Reports this week of progress at Iran’s Arak heavy water facility have raised concerns from U.S. officials that Iranian scientists are developing a second pathway for acquiring nuclear weapons. The regime already has an extensive network of facilities for enriching uranium, and has been systematically locking in critical infrastructure that it can use to race past the nuclear finish line.
The Arak facility would position Iran to create fuel for a plutonium-based nuclear bomb, of the kind that North Korea has repeatedly detonated.
Tasked with ensuring that nuclear material is not diverted for military purposes, the IAEA says Iran must urgently give it design data about Arak to allow it to monitor the site properly. “We are deeply troubled that Iran claims that the IR-40 heavy water reactor at Arak could be commissioned as soon as early 2014, but still refuses to provide the requisite design information,” Joseph Macmanus, the U.S. ambassador to the IAEA, told the 35-nation Board of Governors.
He cited IAEA rules that a member state must inform the Vienna-based U.N. agency about a nuclear plant, and give design details, as soon as it has decided to build one.
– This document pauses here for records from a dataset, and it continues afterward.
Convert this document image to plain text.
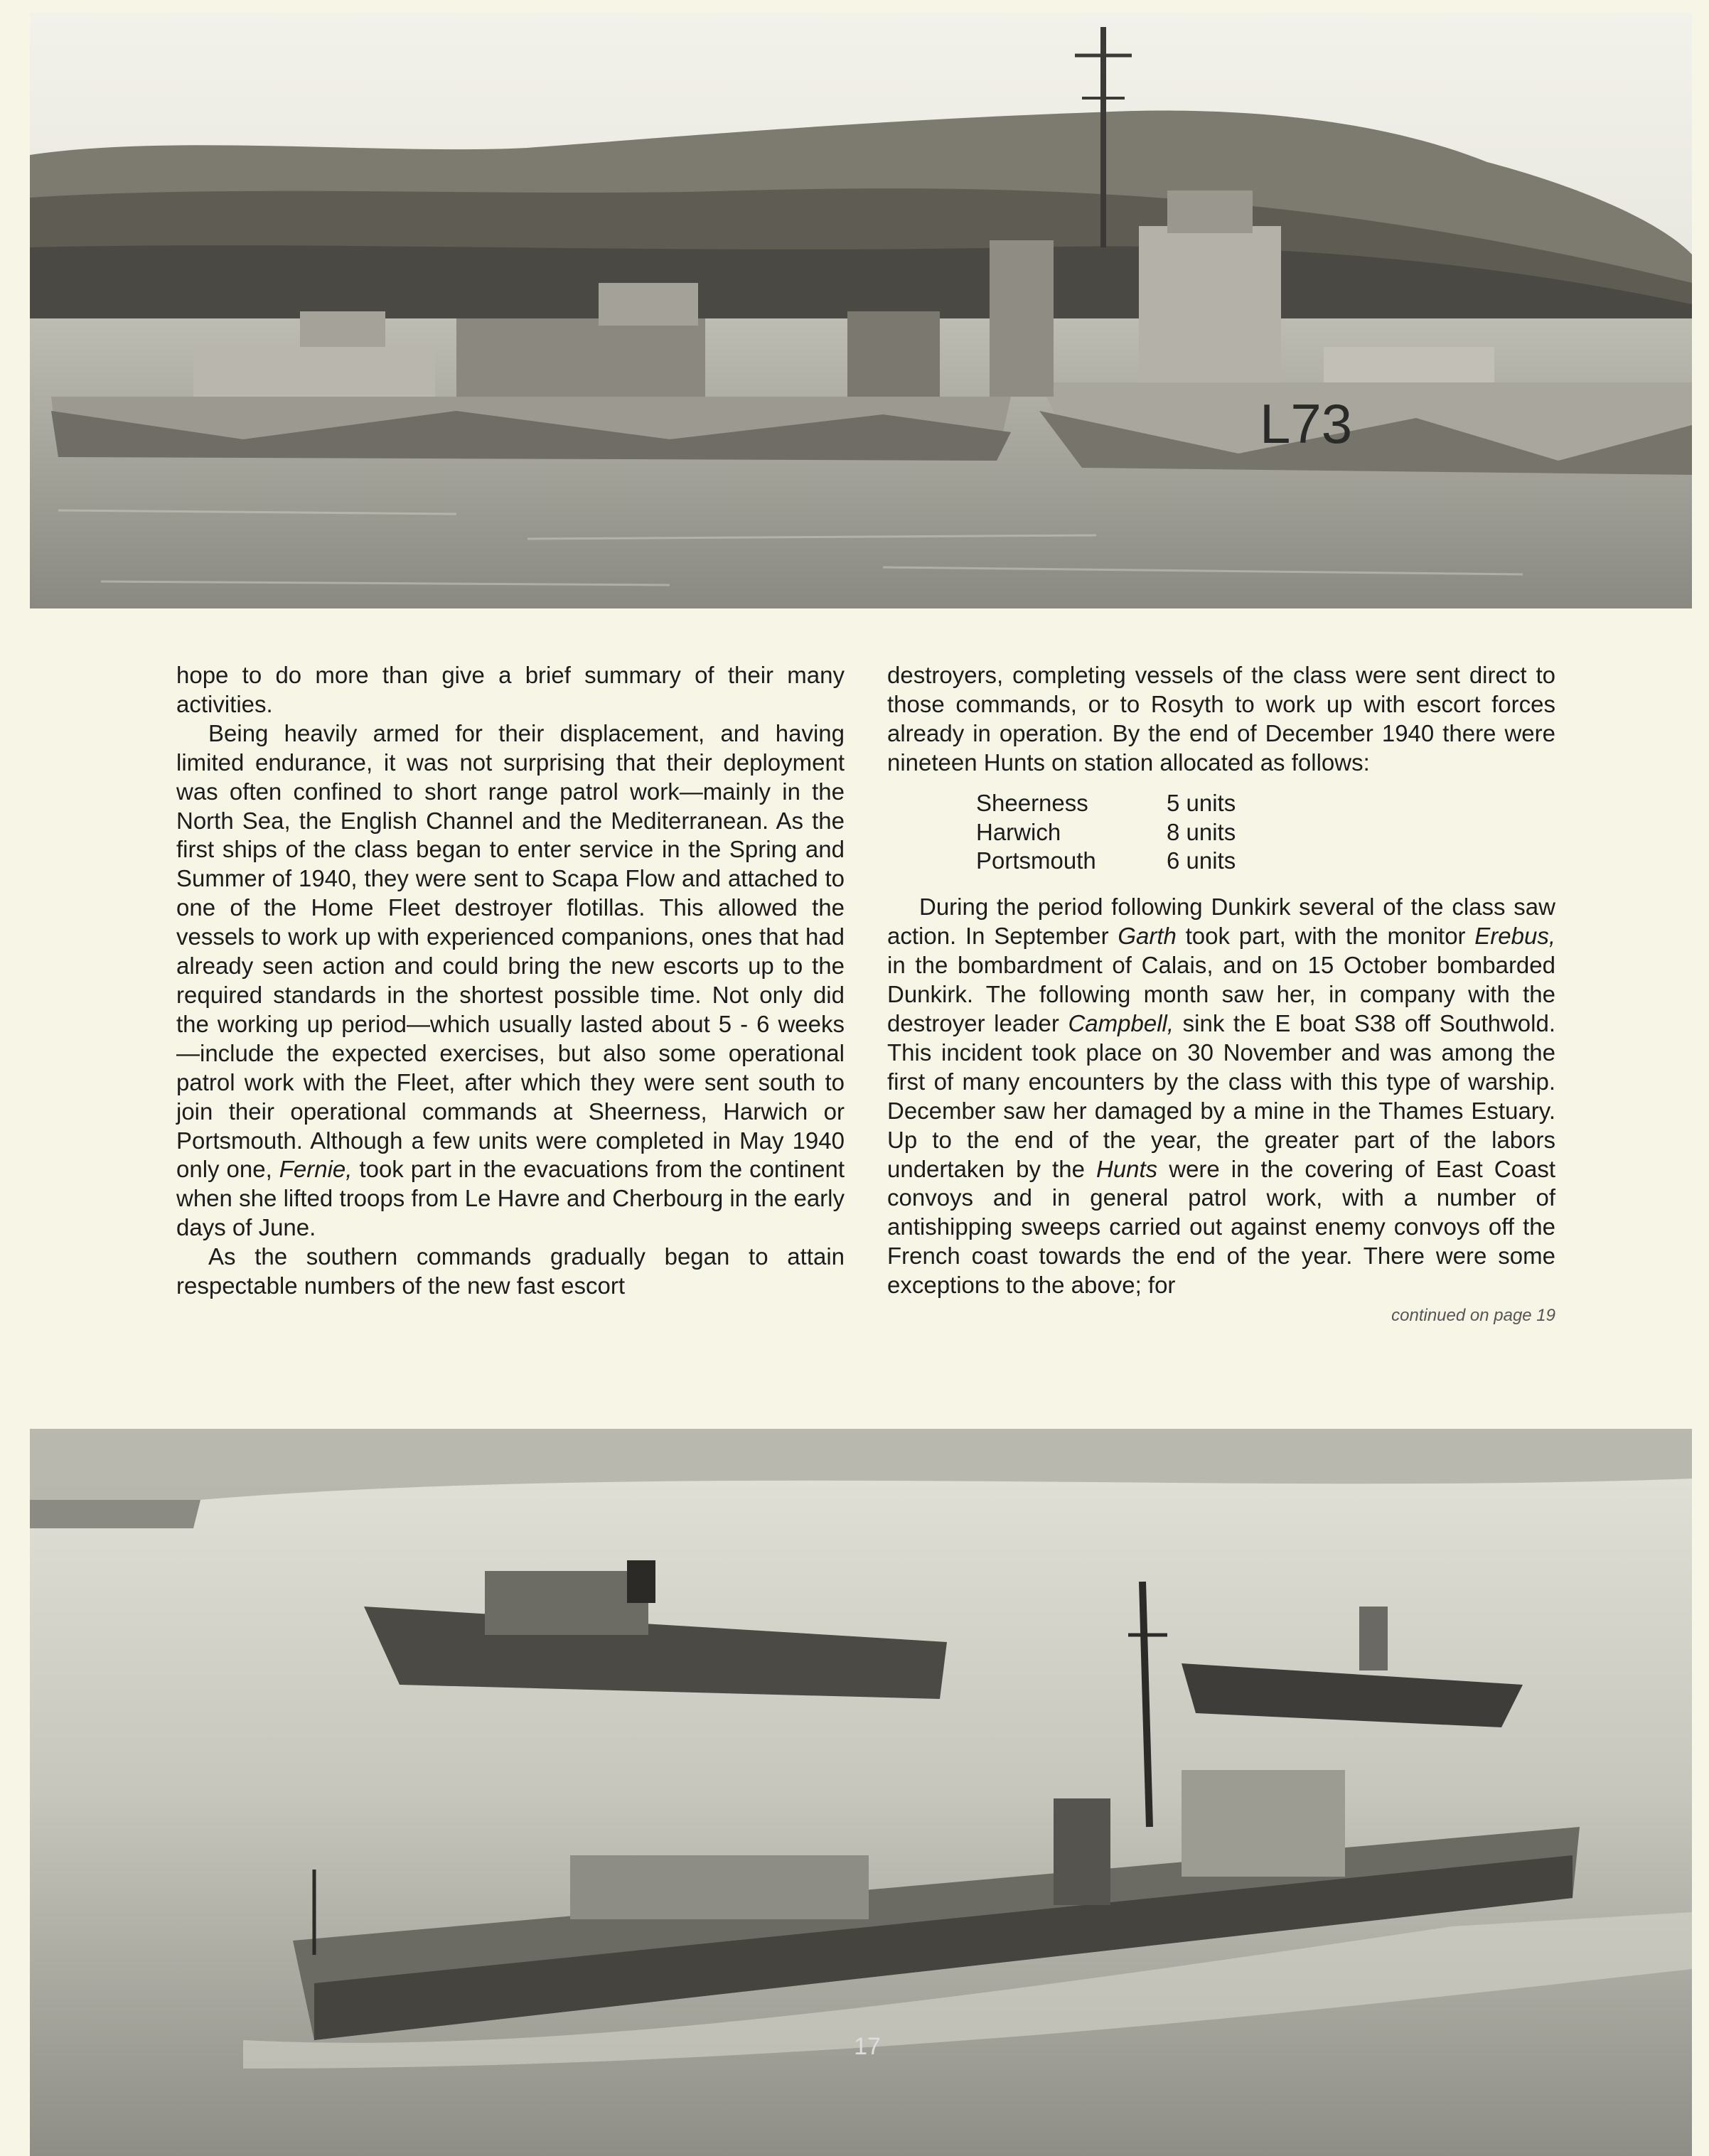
L73

hope to do more than give a brief summary of their many activities.

Being heavily armed for their displacement, and having limited endurance, it was not surprising that their deployment was often confined to short range patrol work—mainly in the North Sea, the English Channel and the Mediterranean. As the first ships of the class began to enter service in the Spring and Summer of 1940, they were sent to Scapa Flow and attached to one of the Home Fleet destroyer flotillas. This allowed the vessels to work up with experienced companions, ones that had already seen action and could bring the new escorts up to the required standards in the shortest possible time. Not only did the working up period—which usually lasted about 5 - 6 weeks—include the expected exercises, but also some operational patrol work with the Fleet, after which they were sent south to join their operational commands at Sheerness, Harwich or Portsmouth. Although a few units were completed in May 1940 only one, Fernie, took part in the evacuations from the continent when she lifted troops from Le Havre and Cherbourg in the early days of June.

As the southern commands gradually began to attain respectable numbers of the new fast escort

destroyers, completing vessels of the class were sent direct to those commands, or to Rosyth to work up with escort forces already in operation. By the end of December 1940 there were nineteen Hunts on station allocated as follows:

Sheerness	5 units
Harwich	8 units
Portsmouth	6 units

During the period following Dunkirk several of the class saw action. In September Garth took part, with the monitor Erebus, in the bombardment of Calais, and on 15 October bombarded Dunkirk. The following month saw her, in company with the destroyer leader Campbell, sink the E boat S38 off Southwold. This incident took place on 30 November and was among the first of many encounters by the class with this type of warship. December saw her damaged by a mine in the Thames Estuary. Up to the end of the year, the greater part of the labors undertaken by the Hunts were in the covering of East Coast convoys and in general patrol work, with a number of antishipping sweeps carried out against enemy convoys off the French coast towards the end of the year. There were some exceptions to the above; for

continued on page 19
17
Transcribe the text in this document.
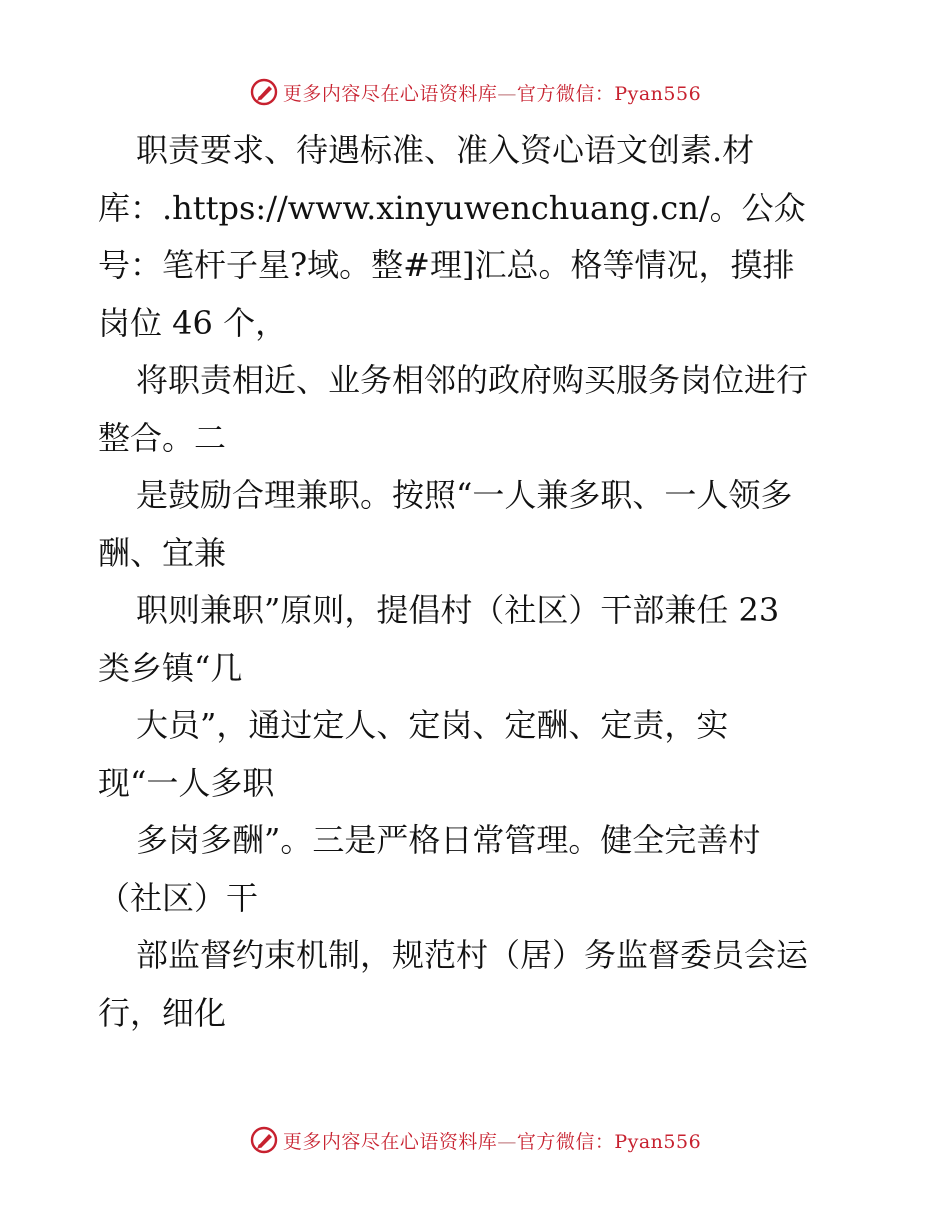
更多内容尽在心语资料库—官方微信：Pyan556
职责要求、待遇标准、准入资心语文创素.材
库：.https://www.xinyuwenchuang.cn/。公众
号：笔杆子星?域。整#理]汇总。格等情况，摸排
岗位 46 个，
将职责相近、业务相邻的政府购买服务岗位进行
整合。二
是鼓励合理兼职。按照“一人兼多职、一人领多
酬、宜兼
职则兼职”原则，提倡村（社区）干部兼任 23
类乡镇“几
大员”，通过定人、定岗、定酬、定责，实
现“一人多职
多岗多酬”。三是严格日常管理。健全完善村
（社区）干
部监督约束机制，规范村（居）务监督委员会运
行，细化
更多内容尽在心语资料库—官方微信：Pyan556
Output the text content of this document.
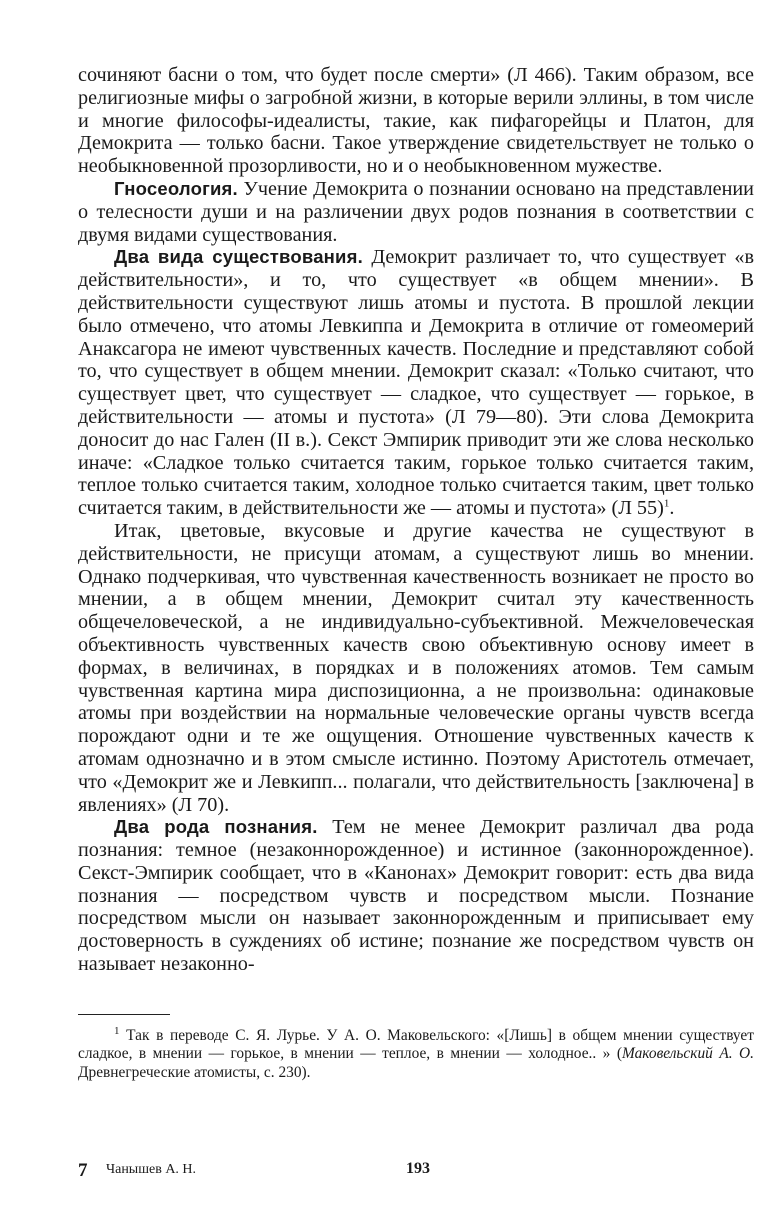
сочиняют басни о том, что будет после смерти» (Л 466). Таким образом, все религиозные мифы о загробной жизни, в которые верили эллины, в том числе и многие философы-идеалисты, такие, как пифагорейцы и Платон, для Демокрита — только басни. Такое утверждение свидетельствует не только о необыкновенной прозорливости, но и о необыкновенном мужестве.

Гносеология. Учение Демокрита о познании основано на представлении о телесности души и на различении двух родов познания в соответствии с двумя видами существования.

Два вида существования. Демокрит различает то, что существует «в действительности», и то, что существует «в общем мнении». В действительности существуют лишь атомы и пустота. В прошлой лекции было отмечено, что атомы Левкиппа и Демокрита в отличие от гомеомерий Анаксагора не имеют чувственных качеств. Последние и представляют собой то, что существует в общем мнении. Демокрит сказал: «Только считают, что существует цвет, что существует — сладкое, что существует — горькое, в действительности — атомы и пустота» (Л 79—80). Эти слова Демокрита доносит до нас Гален (II в.). Секст Эмпирик приводит эти же слова несколько иначе: «Сладкое только считается таким, горькое только считается таким, теплое только считается таким, холодное только считается таким, цвет только считается таким, в действительности же — атомы и пустота» (Л 55)$^1$.

Итак, цветовые, вкусовые и другие качества не существуют в действительности, не присущи атомам, а существуют лишь во мнении. Однако подчеркивая, что чувственная качественность возникает не просто во мнении, а в общем мнении, Демокрит считал эту качественность общечеловеческой, а не индивидуально-субъективной. Межчеловеческая объективность чувственных качеств свою объективную основу имеет в формах, в величинах, в порядках и в положениях атомов. Тем самым чувственная картина мира диспозиционна, а не произвольна: одинаковые атомы при воздействии на нормальные человеческие органы чувств всегда порождают одни и те же ощущения. Отношение чувственных качеств к атомам однозначно и в этом смысле истинно. Поэтому Аристотель отмечает, что «Демокрит же и Левкипп... полагали, что действительность [заключена] в явлениях» (Л 70).

Два рода познания. Тем не менее Демокрит различал два рода познания: темное (незаконнорожденное) и истинное (законнорожденное). Секст-Эмпирик сообщает, что в «Канонах» Демокрит говорит: есть два вида познания — посредством чувств и посредством мысли. Познание посредством мысли он называет законнорожденным и приписывает ему достоверность в суждениях об истине; познание же посредством чувств он называет незаконно-

$^1$ Так в переводе С. Я. Лурье. У А. О. Маковельского: «[Лишь] в общем мнении существует сладкое, в мнении — горькое, в мнении — теплое, в мнении — холодное.. » (Маковельский А. О. Древнегреческие атомисты, с. 230).

7 Чанышев А. Н.	193
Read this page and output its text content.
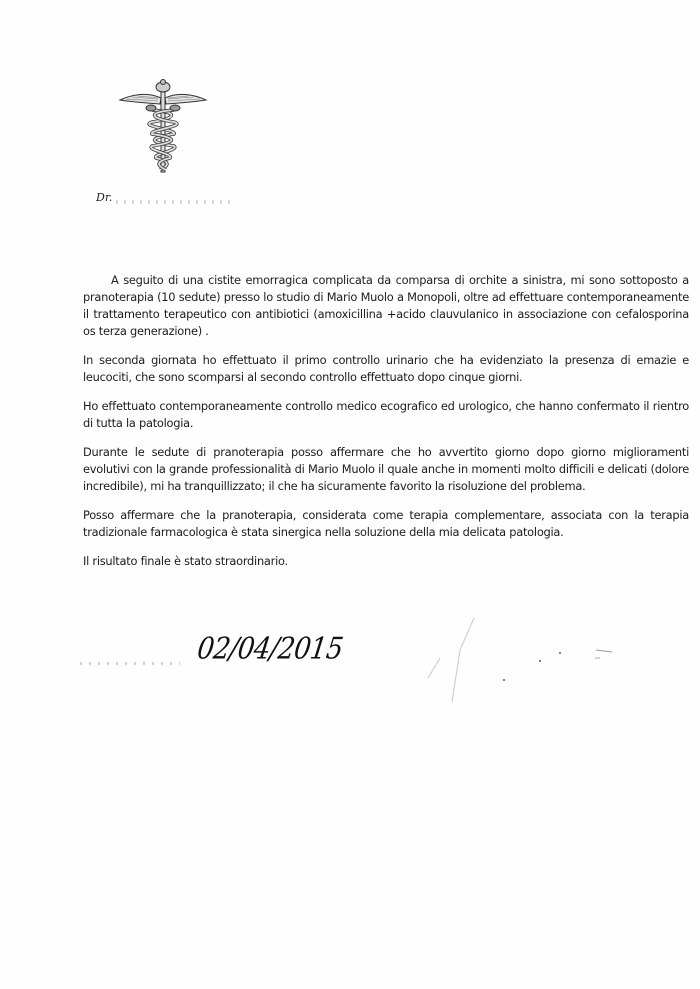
Dr.

A seguito di una cistite emorragica complicata da comparsa di orchite a sinistra, mi sono sottoposto a pranoterapia (10 sedute) presso lo studio di Mario Muolo a Monopoli, oltre ad effettuare contemporaneamente il trattamento terapeutico con antibiotici (amoxicillina +acido clauvulanico in associazione con cefalosporina os terza generazione) .

In seconda giornata ho effettuato il primo controllo urinario che ha evidenziato la presenza di emazie e leucociti, che sono scomparsi al secondo controllo effettuato dopo cinque giorni.

Ho effettuato contemporaneamente controllo medico ecografico ed urologico, che hanno confermato il rientro di tutta la patologia.

Durante le sedute di pranoterapia posso affermare che ho avvertito giorno dopo giorno miglioramenti evolutivi con la grande professionalità di Mario Muolo il quale anche in momenti molto difficili e delicati (dolore incredibile), mi ha tranquillizzato; il che ha sicuramente favorito la risoluzione del problema.

Posso affermare che la pranoterapia, considerata come terapia complementare, associata con la terapia tradizionale farmacologica è stata sinergica nella soluzione della mia delicata patologia.

Il risultato finale è stato straordinario.

02/04/2015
Iran says it must only do so 180 days before bringing atom fuel to the plant. “Iran’s refusal to fulfill this basic obligation must necessarily cause one to ask whether Iran is again pursuing covert nuclear activities,” Macmanus said.
Macmanus’s comments come as the U.S. Treasury Department has blacklisted more than three dozen firms that it described as a global network of front companies backed by Tehran.